R
Robin Becker
I am seeing different outcomes from simple requests against a common database
when run from a freebsd machine and a win32 box.
The test script is
#######################
import MySQLdb, sys
print sys.version
print MySQLdb.__version__
db=MySQLdb.connect(host='appx',db='sc_0',user='user',passwd='secret',use_unicode=True)
cur=db.cursor()
cur.execute('select * from sc_accomodation where id=31')
data=cur.fetchall()
for i,t in enumerate(data[0]):
if isinstance(t,(str,unicode)): print i,repr(t)
#######################
The table in question is charset='latin1', however the original owners put some
special windows characters in eg 0x92 (a quote).
in the windows version I see this kind of string in the output
2.4.4 (#71, Oct 18 2006, 08:34:43) [MSC v.1310 32 bit (Intel)]
1.2.1_p2
..........
14 u'Built entirely of mahogany, Acajou seeks to introduce a new concept of
living in the midst of nature on the C\xf4te d\x92Or beach which stretches
along the island\x92s northern coast.\r\n\r\nThe hotel\x92s 24 standard
and 4 superior ro........
the freeBSD machine produces
2.4.3 (#2, Sep 7 2006, 09:34:29)
[GCC 3.4.4 [FreeBSD] 20050518]
............
14 u'Built entirely of mahogany, Acajou seeks to introduce a new concept of
living in the midst of nature on the C\xf4te d\u2019Or beach which stretches
along the island\u2019s northern coast.\r\n\r\nThe hotel\u2019s 24 standard
and 4 superior rooms.......
so the windows version seems to leave the \x92 as is and the freebsd version
converts it to its correct value.
This is already bad enough as I expected the outcomes to be the same, but given
that the encoding of the database is wrong I expected some problems.

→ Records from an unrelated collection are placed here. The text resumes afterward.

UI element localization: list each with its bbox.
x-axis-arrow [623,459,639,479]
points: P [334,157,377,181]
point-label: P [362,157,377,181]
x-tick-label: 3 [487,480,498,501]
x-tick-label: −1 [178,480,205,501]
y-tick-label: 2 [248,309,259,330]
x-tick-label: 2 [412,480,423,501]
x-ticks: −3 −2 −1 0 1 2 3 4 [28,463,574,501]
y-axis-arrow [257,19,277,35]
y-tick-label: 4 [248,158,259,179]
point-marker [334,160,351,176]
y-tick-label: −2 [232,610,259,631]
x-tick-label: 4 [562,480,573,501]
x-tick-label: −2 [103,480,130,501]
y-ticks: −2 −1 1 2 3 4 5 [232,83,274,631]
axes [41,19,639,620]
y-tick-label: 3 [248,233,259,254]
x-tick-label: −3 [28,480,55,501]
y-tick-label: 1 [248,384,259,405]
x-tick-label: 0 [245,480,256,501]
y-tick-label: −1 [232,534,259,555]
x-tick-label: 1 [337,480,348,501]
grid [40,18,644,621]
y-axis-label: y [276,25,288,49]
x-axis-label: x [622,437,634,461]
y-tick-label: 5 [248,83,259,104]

However, if I don't have use_unicode=True in the above script I get back
strings, but this time the difference is larger.
windows
2.4.4 (#71, Oct 18 2006, 08:34:43) [MSC v.1310 32 bit (Intel)]
1.2.1_p2
........
2 "C\xf4te d'Or\r\nPraslin"
........
unix
2.4.3 (#2, Sep 7 2006, 09:34:29)
[GCC 3.4.4 [FreeBSD] 20050518]
1.2.1_p2
.......
2 "C\xc3\xb4te d'Or\r\nPraslin"
........
so here the returned string appears to have been automatically converted to utf8.
My questions are
1) why the difference in the unicode version?

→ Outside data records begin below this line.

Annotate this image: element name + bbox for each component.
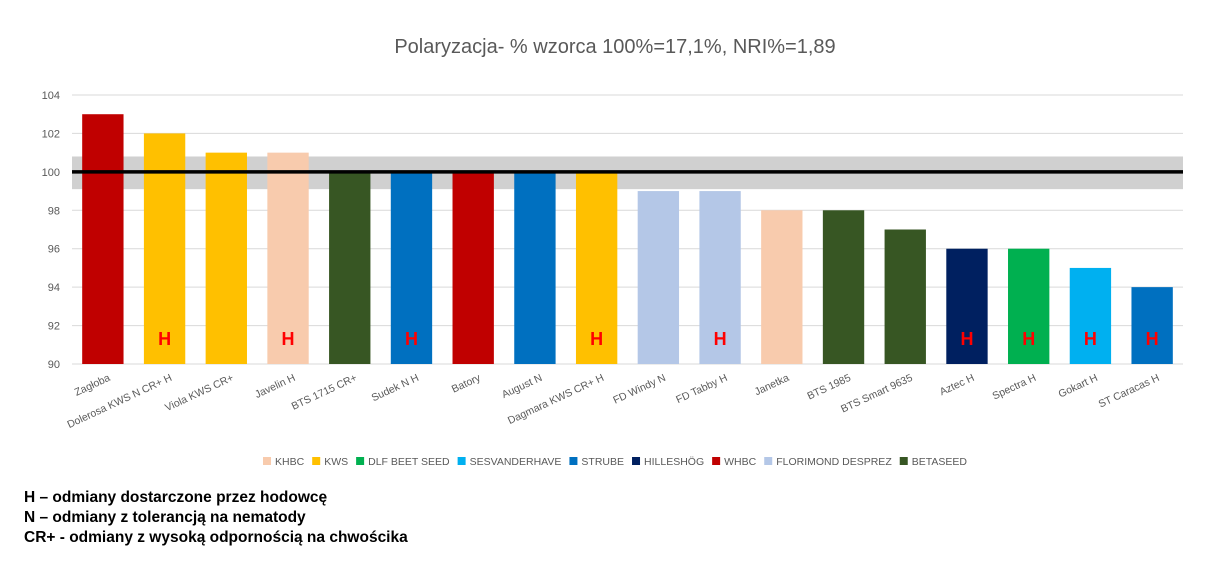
y-tick-label: 96: [48, 244, 60, 256]
legend-swatch: [457, 457, 466, 465]
bar: [267, 152, 309, 364]
x-category-label: Spectra H: [991, 372, 1038, 403]
bar-mark-h: H: [158, 329, 171, 349]
bar: [82, 114, 124, 364]
bar-mark-h: H: [282, 329, 295, 349]
legend-swatch: [356, 457, 365, 465]
y-tick-label: 104: [42, 90, 60, 102]
bar-mark-h: H: [1022, 329, 1035, 349]
bar: [884, 229, 926, 364]
bar: [452, 171, 494, 364]
x-category-label: Sudek N H: [370, 372, 421, 404]
y-axis-ticks: 90 92 94 96 98 100 102 104: [42, 90, 60, 371]
bar: [1131, 287, 1173, 364]
bar: [390, 171, 433, 364]
bar: [514, 171, 556, 364]
y-tick-label: 92: [48, 321, 60, 333]
x-category-label: Dolerosa KWS N CR+ H: [65, 372, 173, 431]
bar: [329, 171, 371, 364]
x-category-label: August N: [500, 372, 544, 401]
legend-swatch: [569, 457, 578, 465]
legend-label: DLF BEET SEED: [368, 456, 450, 468]
footnotes: H – odmiany dostarczone przez hodowcę N …: [24, 488, 408, 548]
bar: [1069, 267, 1112, 364]
x-category-label: ST Caracas H: [1097, 372, 1162, 411]
y-tick-label: 90: [48, 359, 60, 371]
bar: [946, 248, 988, 364]
bar-mark-h: H: [1146, 329, 1159, 349]
bar-mark-h: H: [960, 329, 973, 349]
bar-mark-h: H: [590, 329, 603, 349]
legend-label: BETASEED: [912, 456, 968, 468]
x-category-label: Batory: [450, 372, 483, 396]
legend-label: WHBC: [724, 456, 756, 468]
bar-mark-h: H: [1084, 329, 1097, 349]
legend-label: FLORIMOND DESPREZ: [776, 456, 892, 468]
y-tick-label: 102: [42, 128, 60, 140]
note-h: H – odmiany dostarczone przez hodowcę: [24, 489, 328, 506]
bar: [822, 210, 865, 364]
x-category-label: Janetka: [753, 372, 792, 398]
x-category-label: Javelin H: [253, 372, 297, 401]
legend-swatch: [263, 457, 272, 465]
x-category-label: Viola KWS CR+: [163, 372, 235, 414]
bars: [82, 114, 1173, 364]
legend-label: STRUBE: [581, 456, 624, 468]
x-category-label: Gokart H: [1057, 372, 1100, 401]
x-category-label: BTS 1715 CR+: [290, 372, 359, 413]
x-category-label: FD Windy N: [611, 372, 667, 407]
legend-label: SESVANDERHAVE: [470, 456, 562, 468]
legend-label: HILLESHÖG: [644, 456, 704, 468]
bar: [761, 210, 803, 364]
bar: [637, 191, 680, 364]
y-tick-label: 94: [48, 282, 60, 294]
bar: [1008, 248, 1050, 364]
x-category-label: FD Tabby H: [674, 372, 729, 406]
legend-swatch: [312, 457, 321, 465]
legend: KHBC KWS DLF BEET SEED SESVANDERHAVE STRUBE H…: [263, 456, 967, 468]
y-tick-label: 100: [42, 167, 60, 179]
bar-mark-h: H: [714, 329, 727, 349]
note-cr: CR+ - odmiany z wysoką odpornością na ch…: [24, 529, 408, 546]
legend-label: KWS: [324, 456, 348, 468]
bar-mark-h: H: [405, 329, 418, 349]
y-tick-label: 98: [48, 205, 60, 217]
bar-chart: Polaryzacja- % wzorca 100%=17,1%, NRI%=1…: [42, 36, 1183, 468]
x-category-label: Zagłoba: [73, 372, 113, 399]
bar: [205, 152, 247, 364]
bar: [699, 191, 741, 364]
note-n: N – odmiany z tolerancją na nematody: [24, 509, 306, 526]
legend-swatch: [899, 457, 908, 465]
bar: [575, 171, 618, 364]
legend-swatch: [632, 457, 641, 465]
x-category-label: BTS 1985: [805, 372, 853, 403]
legend-swatch: [712, 457, 721, 465]
x-category-label: Aztec H: [938, 372, 976, 398]
legend-label: KHBC: [275, 456, 305, 468]
legend-swatch: [764, 457, 773, 465]
chart-title: Polaryzacja- % wzorca 100%=17,1%, NRI%=1…: [394, 36, 835, 58]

2) why does the unix version convert to utf8?
The database being common it seems it's either the underlying libraries or the
compiled extension or python that causes these differences, but which?
when run from a freebsd machine and a win32 box.
The test script is
#######################
import MySQLdb, sys
print sys.version
print MySQLdb.__version__
db=MySQLdb.connect(host='appx',db='sc_0',user='user',passwd='secret',use_unicode=True)
cur=db.cursor()
cur.execute('select * from sc_accomodation where id=31')
data=cur.fetchall()
for i,t in enumerate(data[0]):
if isinstance(t,(str,unicode)): print i,repr(t)
#######################
The table in question is charset='latin1', however the original owners put some
special windows characters in eg 0x92 (a quote).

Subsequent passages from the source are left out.